Automated REDCap Pipeline
The REDCap Pipeline is the automated system that extracts data from various REDCap projects and prepares it for import into IDhub. As a data curator, you don't typically run this pipeline yourself, but understanding how it works is helpful.
How It Works
The pipeline runs on a schedule, automatically checking REDCap projects for new or updated records.
sequenceDiagram
participant GH as GitHub Actions (Scheduler)
participant RP as REDCap Pipeline
participant RC as REDCap API
participant S3 as IDhub Staging Area
GH->>RP: 1. Trigger pipeline (overnight)
RP->>RC: 2. Request new/updated records since last run
RC-->>RP: 3. Send records
loop For each record
RP->>RP: 4. Transform data based on mapping rules
RP->>S3: 5. Upload standardized data "fragment"
end
- Scheduled Trigger: The pipeline is automatically triggered by a scheduler (GitHub Actions). The production environment runs daily, while the QA environment runs more frequently.
- Extract Data: The pipeline connects to each configured REDCap project via its API and asks for records that have been created or modified since the last successful run. This is an incremental process, so it only pulls in new changes.
- Transform Data: This is a key step. The pipeline uses a set of field mapping configuration files to translate the data from REDCap's format to IDhub's standard format. For example, it might:
- Rename a field from
collection_datein REDCap todate_collectedfor IDhub. - Convert a multiple-choice value (e.g.,
1) to its text equivalent (e.g.,Whole Blood). - Identify which field should be used as the subject identifier (e.g.,
consortium_id).
- Rename a field from
- Stage Fragments: Each transformed record is saved as a standardized data "fragment" and uploaded to a secure staging area in IDhub.
From this point, the fragments enter the standard Validation and Loading process.
Configuration
While software maintainers manage the core configuration, it's useful for data curators to know what is being configured.
Project Configuration
A central file (projects.json) tells the pipeline which REDCap projects to connect to. Each project has its own settings, including:
- Project ID: The ID of the project in REDCap.
- API Token: The credentials needed to access the project's data.
- Field Mappings File: Which mapping file to use for transforming the data from this specific project.
- Enabled Flag: Whether the project should be included in the automated runs.
Field Mappings
This is the most important configuration from a data curator's perspective.

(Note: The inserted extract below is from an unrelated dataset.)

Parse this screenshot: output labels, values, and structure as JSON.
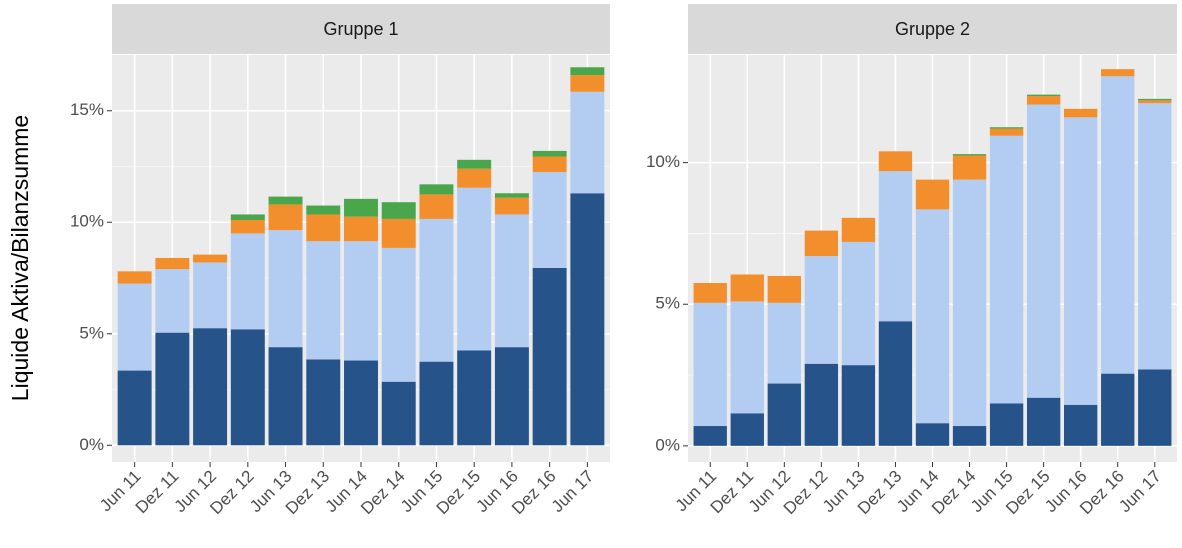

Each project has one or more mapping files that act as a "Rosetta Stone" between the REDCap data dictionary and the IDhub database schema.

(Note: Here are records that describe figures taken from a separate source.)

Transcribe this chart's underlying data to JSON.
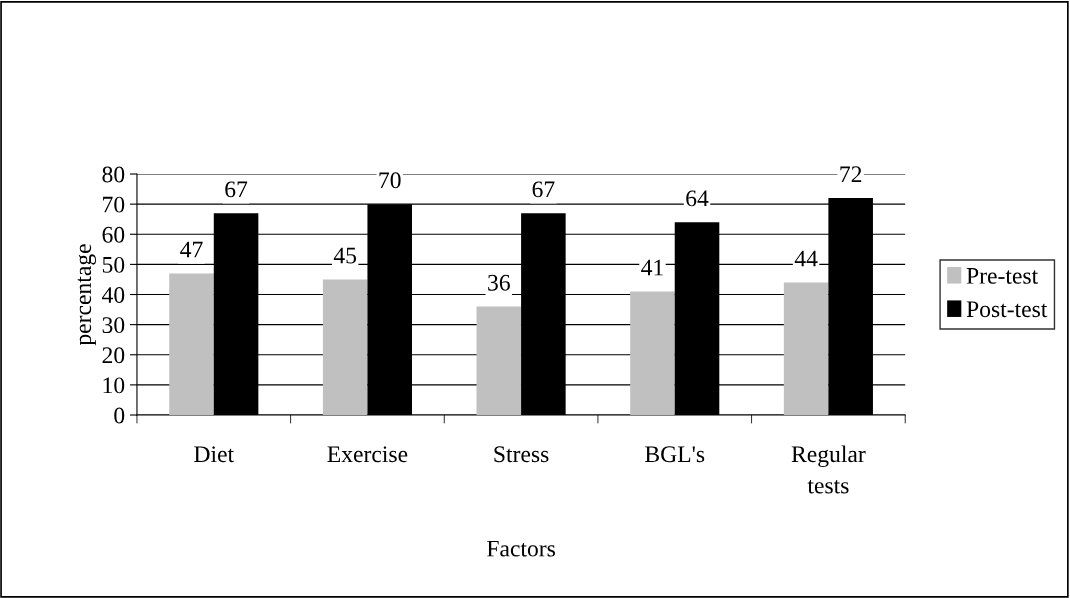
{
  "chart_data": {
    "type": "bar",
    "xlabel": "Factors",
    "ylabel": "percentage",
    "categories": [
      "Diet",
      "Exercise",
      "Stress",
      "BGL's",
      "Regular\ntests"
    ],
    "series": [
      {
        "name": "Pre-test",
        "color": "#c0c0c0",
        "values": [
          47,
          45,
          36,
          41,
          44
        ]
      },
      {
        "name": "Post-test",
        "color": "#000000",
        "values": [
          67,
          70,
          67,
          64,
          72
        ]
      }
    ],
    "ylim": [
      0,
      80
    ],
    "yticks": [
      0,
      10,
      20,
      30,
      40,
      50,
      60,
      70,
      80
    ],
    "grid": "y",
    "legend": "right",
    "data_labels": true
  }
}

These files define rules such as:
"target_field": "source_field": Maps a REDCap field to an IDhub field.subject_id_candidates: A list of fields to try, in order, to identify the subject.transformations: Rules for converting data, like changing date formats or mapping codes to values.
If you notice that data from a REDCap project is not appearing correctly in IDhub, it is often an issue with these mapping files.
What You Need to Do
For the most part, the REDCap pipeline is a "hands-off" system for data curators. Your main responsibilities are:
- Ensure Data Quality in REDCap: The pipeline can only extract what is in REDCap. Correcting data at the source is always the best approach.
- Communicate Changes: If you or your team are planning to change the data dictionary of a connected REDCap project (e.g., renaming fields, adding new fields), you must notify the IDhub software maintainers. The pipeline's field mapping configurations will need to be updated to match, otherwise the pipeline will fail or data will be missed.
- Review Validation Errors: If records extracted by the pipeline fail the Validation Stage, the errors will be logged. You may be asked to review these errors and correct the data in REDCap.